In Part 1, we compared uv and Pixi basics. Now, let's explore Pixi's strengths: task runner (alternative to my use of justfiles), uv integration, and pixi.toml for advanced setups like data science or Python + Mojo.

Pixi Uses uv Under the Hood

Pixi delegates PyPI resolution to uv as a library—combining conda's binaries with uv's speed for Python. This makes Pixi a natural extension if you like uv but need more.

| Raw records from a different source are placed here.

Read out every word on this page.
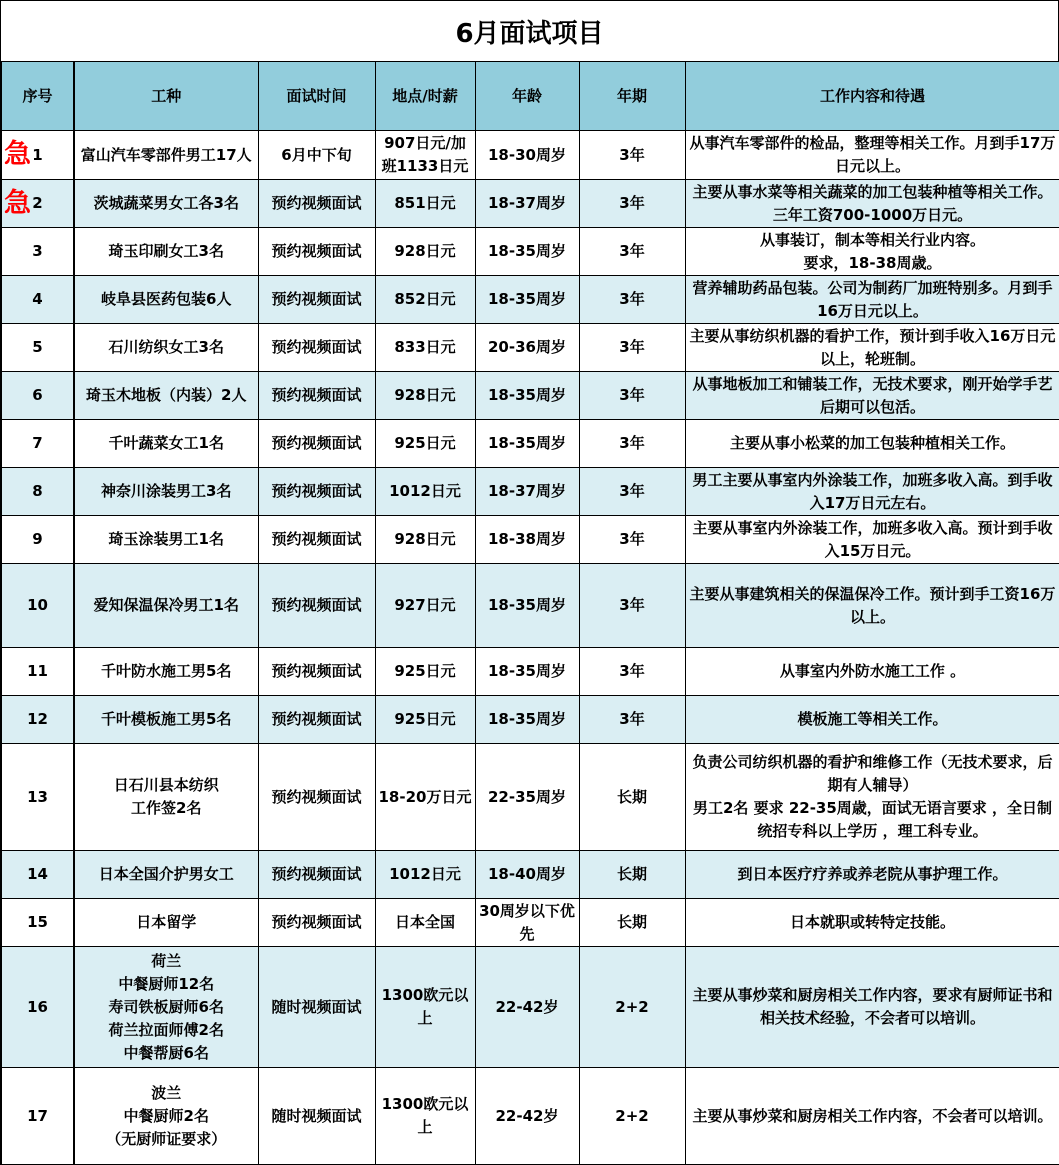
6月面试项目
序号	工种	面试时间	地点/时薪	年龄	年期	工作内容和待遇

急 1	富山汽车零部件男工17人	6月中下旬	907日元/加班1133日元	18-30周岁	3年	从事汽车零部件的检品，整理等相关工作。月到手17万日元以上。

急 2	茨城蔬菜男女工各3名	预约视频面试	851日元	18-37周岁	3年	主要从事水菜等相关蔬菜的加工包装种植等相关工作。三年工资700-1000万日元。
3	琦玉印刷女工3名	预约视频面试	928日元	18-35周岁	3年	从事装订，制本等相关行业内容。
要求，18-38周歳。
4	岐阜县医药包装6人	预约视频面试	852日元	18-35周岁	3年	营养辅助药品包装。公司为制药厂加班特别多。月到手16万日元以上。
5	石川纺织女工3名	预约视频面试	833日元	20-36周岁	3年	主要从事纺织机器的看护工作，预计到手收入16万日元以上，轮班制。
6	琦玉木地板（内装）2人	预约视频面试	928日元	18-35周岁	3年	从事地板加工和铺装工作，无技术要求，刚开始学手艺后期可以包活。
7	千叶蔬菜女工1名	预约视频面试	925日元	18-35周岁	3年	主要从事小松菜的加工包装种植相关工作。
8	神奈川涂装男工3名	预约视频面试	1012日元	18-37周岁	3年	男工主要从事室内外涂装工作，加班多收入高。到手收入17万日元左右。
9	琦玉涂装男工1名	预约视频面试	928日元	18-38周岁	3年	主要从事室内外涂装工作，加班多收入高。预计到手收入15万日元。
10	爱知保温保冷男工1名	预约视频面试	927日元	18-35周岁	3年	主要从事建筑相关的保温保冷工作。预计到手工资16万以上。
11	千叶防水施工男5名	预约视频面试	925日元	18-35周岁	3年	从事室内外防水施工工作 。
12	千叶模板施工男5名	预约视频面试	925日元	18-35周岁	3年	模板施工等相关工作。
13	日石川县本纺织
工作签2名	预约视频面试	18-20万日元	22-35周岁	长期	负责公司纺织机器的看护和维修工作（无技术要求，后期有人辅导）
男工2名 要求 22-35周歳，面试无语言要求 ，全日制统招专科以上学历 ，理工科专业。
14	日本全国介护男女工	预约视频面试	1012日元	18-40周岁	长期	到日本医疗疗养或养老院从事护理工作。
15	日本留学	预约视频面试	日本全国	30周岁以下优先	长期	日本就职或转特定技能。
16	荷兰
中餐厨师12名
寿司铁板厨师6名
荷兰拉面师傅2名
中餐帮厨6名	随时视频面试	1300欧元以上	22-42岁	2+2	主要从事炒菜和厨房相关工作内容，要求有厨师证书和相关技术经验，不会者可以培训。
17	波兰
中餐厨师2名
（无厨师证要求）	随时视频面试	1300欧元以上	22-42岁	2+2	主要从事炒菜和厨房相关工作内容，不会者可以培训。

Pixi's Task Runner vs. Just

I use justfiles for complex, documented tasks across projects. Pixi's tasks are similar but integrated.

Similarities:

  • Declarative commands with dependencies.
  • Parameters, platform-specific runs.
  • Cross-platform execution.

Differences:

  • Just: Standalone justfile, rich scripting (backticks, conditionals).
  • Pixi: In pixi.toml, auto-runs in reproducible env; caching via inputs/outputs.

Examples: Simple test chain works similarly. For env-heavy tasks, Pixi ensures deps without manual activation.

If using just universally, keep it and call pixi run from just. For Pixi projects, built-in tasks simplify—great for teams or mixed langs.

pixi.toml for Data Science (and Mixed) Workflows

pixi.toml declares everything: deps, tasks, environments.

Sample for Python data science + Mojo potential:

[project]
name = "ml-project"
platforms = ["linux-64", "osx-arm64", "win-64"]  # Cross-platform

[dependencies]
python = ">=3.11"
numpy = "*"
pandas = "*"
pytorch = "*"  # Conda binaries

[pypi-dependencies]
seaborn = "*"

[tasks]
notebook = "jupyter lab"
prep = { cmd = "python preprocess.py", inputs = ["data/raw"], outputs = ["data/processed"] }
train = { cmd = "python train.py", depends-on = ["prep"] }

[feature.mojo]
dependencies = { mojo = "*" }  # When adding Mojo

Features allow modular envs (e.g., dev with Jupyter).

For Python/Mojo: Add Mojo via conda channel; tasks handle mixed runs.

Pixi's cross-platform focus (including platform-specific overrides) reduces "works on my machine" issues.

Conclusion

uv + just serves Python-only projects well. As I explore mixed projects, Pixi's integration, leveraging uv while adding tasks and multi-lang support—makes sense. Try Pixi on a small mixed repo; it might consolidate your toolchain.